The ARM architecture floating point units (VFP, NEON) support RunFast mode,
which includes flush-to-zero and default NaN.  The latter means that payload
of NaN operands is not propagated, all result NaNs have the default payload,
so in R, even `NA * 1` is `NaN`.  Luckily, RunFast mode can be disabled, and
when it is, the NaN payload propagation is friendlier to R NAs than with
Intel SSE (`NaN + NA` is `NA`).  We have therefore updated R to disable
RunFast mode on ARM on startup, which resolved all the issues observed.

We have not run into this issue earlier as RunFast has been disabled by
default on other platforms, including Raspberry Pi (tested on an old model 2
with 32-bit ARM, BCM2835) and on QEMU emulating Aarch64 (64-bit ARM,
Cortex-A72).

## Summary

It turns out there is hope that R will work on Apple silicon.  A usable Fortran
90 compiler for Apple silicon will hopefully be available relatively soon, since
the development version of GFortran already seems to be working (`check-all`
passed for R including reference LAPACK/BLAS) and there is a strong need for
such compiler not only for R, but any scientific computing on that platform.

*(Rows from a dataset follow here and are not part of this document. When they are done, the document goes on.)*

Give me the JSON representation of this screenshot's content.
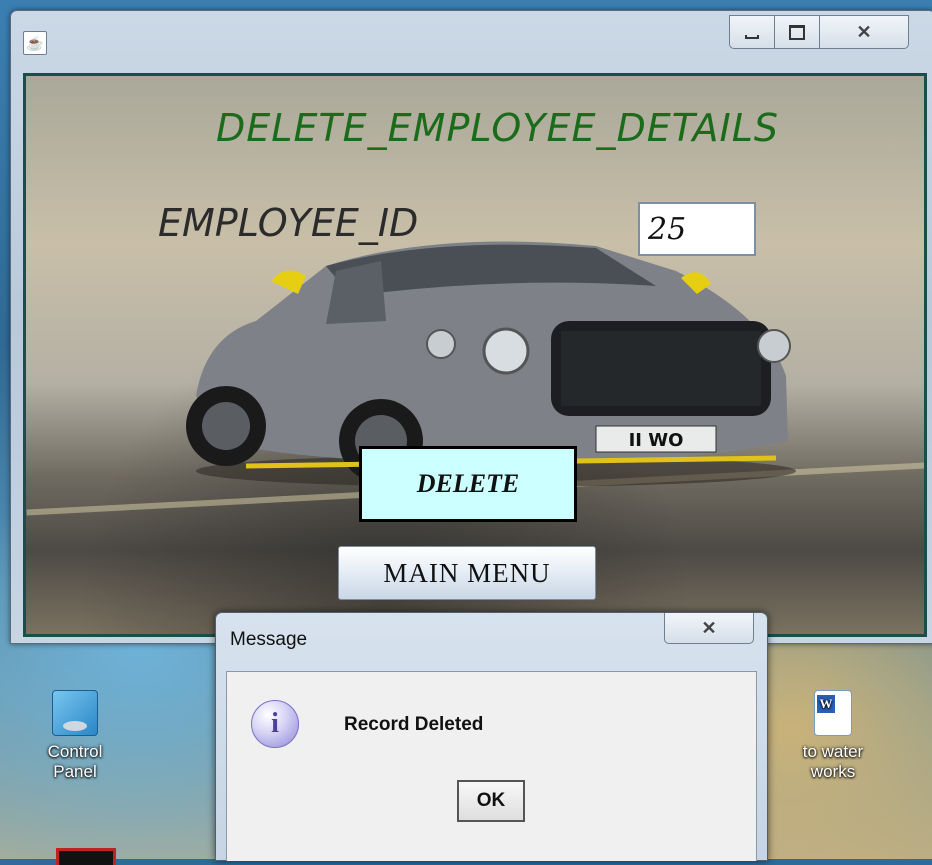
{
  "window": {
    "title_icon": "java-icon",
    "controls": {
      "minimize": "minimize-icon",
      "maximize": "maximize-icon",
      "close": "close-icon"
    }
  },
  "form": {
    "heading": "DELETE_EMPLOYEE_DETAILS",
    "employee_id_label": "EMPLOYEE_ID",
    "employee_id_value": "25",
    "delete_label": "DELETE",
    "main_menu_label": "MAIN MENU",
    "plate_text": "II WO"
  },
  "dialog": {
    "title": "Message",
    "message": "Record Deleted",
    "ok_label": "OK",
    "icon": "info-icon"
  },
  "desktop": {
    "icons": [
      {
        "label_line1": "Control",
        "label_line2": "Panel"
      },
      {
        "label_line1": "to water",
        "label_line2": "works"
      }
    ]
  },
  "colors": {
    "heading": "#1a6b1a",
    "delete_button_bg": "#ccffff",
    "content_border": "#1b4d4a"
  }
}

Any package native code that wants to reliably preserve NAs (computations
with at least one NA value on input provide NA on output) has to include
explicit checks, be it for computations implemented in the package native
code or in external libraries.  That is the only portable, reliable way, and
has been the only one for long time. Packages that choose to not guarantee such
propagation, on the other hand, should not capture in tests the
coincidental propagation on the developer's platform.  On ARM, and hence
also Apple silicon, R now masks some of these issues by disabling the
RunFast mode, but another new platform may appear where this won't be
possible, and more importantly, NAs may be "lost" also due to compiler
optimizations or algorithmically in external libraries.

## References

1. [Apple Silicon ABI](https://developer.apple.com/documentation/xcode/writing_arm64_code_for_apple_platforms). 
   Specifics of the application binary interface (ABI) on Apple silicon.

2. [GCC Bugzilla](https://gcc.gnu.org/bugzilla/show_bug.cgi?id=96168)
   Enhancement/bug report with updates on development of GCC/GFortran support for Apple silicon.

3. [Experimental GCC for Apple Silicon](https://github.com/iains/gcc-darwin-arm64)
   Development branch of GCC with support for Apple silicon by Iain Sandoe.

4. [GMP Support for Apple Silicon](https://gmplib.org/list-archives/gmp-commit/2020-July/003005.html).
   GMP Support for Apple silicon by Torbjorn Granlund.

5. [Floating point exception tracking and NAN propagation](https://www.agner.org/optimize/nan_propagation.pdf)
   A text also on NaN payload propagation by Agner Fog.

6. ARM RunFast Mode (https://developer.arm.com/documentation/ddi0274/h/programmer-s-model/compliance-with-the-ieee-754-standard/ieee-754-standard-implementation-choices)
   Description of differences of RunFast mode from IEEE 754.